Defense against cybercrime is costly and often discourages corporations from investing enough to adequately counter the threat.
Despite warnings that such inaction, lethargy or cost-cutting is counterproductive, businesses in a time of global downturn find they have to make hard choices between what is desirable and what is attainable within narrow budgets.
Still, cyberthreats are becoming more pronounced and diverse and harder to fight.
Analysts say cybercrime incidence is widespread and not all threats can be put at the door of foreign and international suspects, as recent public rhetoric has indicated. China is cited most frequently as the source of hacking attacks.
This month, ACSC said a Chinese hacking group accused of Chinese army links seemed to be going after industrial control systems.
The group was caught in December infiltrating a decoy water control system for a U.S. municipality.
The malware used and other characteristics of the attack were unique to a group that's said to operate as part of China's army, U.S. cybersecurity experts said.
"Because many of the cyberattacks that happen in corporations today involve people wielding valid digital credentials, all the firewalls or virus and intrusion detection systems in the world can't prevent a breach," Courion said.
"To spot anomalies and reduce risk, organizations need ways to continuously monitor employees' and other approved users' access to company resources."
Courion Corp., which specializes in intelligent identity and access management, said it will collaborate with ACSC to address sophisticated cybersecurity challenges.
ACSC is a non-profit corporation started by Mass Insight Global Partnerships, which brings industry, university and government organizations together to address sophisticated cybersecurity challenges.
Courion said it is helping more than 500 organizations manage their critical IT assets.
Chris Sullivan, a CourionLabs vice president, said the company continuously scrutinizes "who has access to what resources across the entire enterprise and how access patterns are shaping up at any time.

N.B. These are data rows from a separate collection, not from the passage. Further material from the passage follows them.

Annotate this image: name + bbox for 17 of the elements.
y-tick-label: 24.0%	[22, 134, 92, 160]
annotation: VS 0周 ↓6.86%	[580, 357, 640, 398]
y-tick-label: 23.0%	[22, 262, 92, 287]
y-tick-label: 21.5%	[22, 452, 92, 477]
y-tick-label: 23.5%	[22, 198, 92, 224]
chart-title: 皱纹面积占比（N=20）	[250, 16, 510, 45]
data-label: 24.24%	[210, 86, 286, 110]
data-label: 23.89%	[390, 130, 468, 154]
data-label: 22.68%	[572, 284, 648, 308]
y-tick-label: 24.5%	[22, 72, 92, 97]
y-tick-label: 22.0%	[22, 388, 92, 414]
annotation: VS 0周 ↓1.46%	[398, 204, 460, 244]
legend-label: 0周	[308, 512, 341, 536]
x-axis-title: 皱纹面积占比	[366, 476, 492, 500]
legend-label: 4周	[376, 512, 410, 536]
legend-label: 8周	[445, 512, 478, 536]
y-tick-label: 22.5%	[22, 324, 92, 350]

"Analyzing petabytes of data related to identities, rights, resources, policies and activities, we identify risks, anomalies, potential breaches and actual breaches, often catching what slipped through a company's other defenses."
The petabyte is a multiple of a byte for digital information, or the fifth power of 1000. One petabyte equals 1 quadrillion -- 1,000,000,000,000,000 -- bytes.
Courion said it will donate software and professional services to ACSC to help manage risk for ACSC members throughout New England.
Based at The MITRE Corp. campus in Bedford, Mass., ACSC uses New England's university, industrial and research resources to develop next-generation solutions and strategies for protecting public and private IT infrastructure.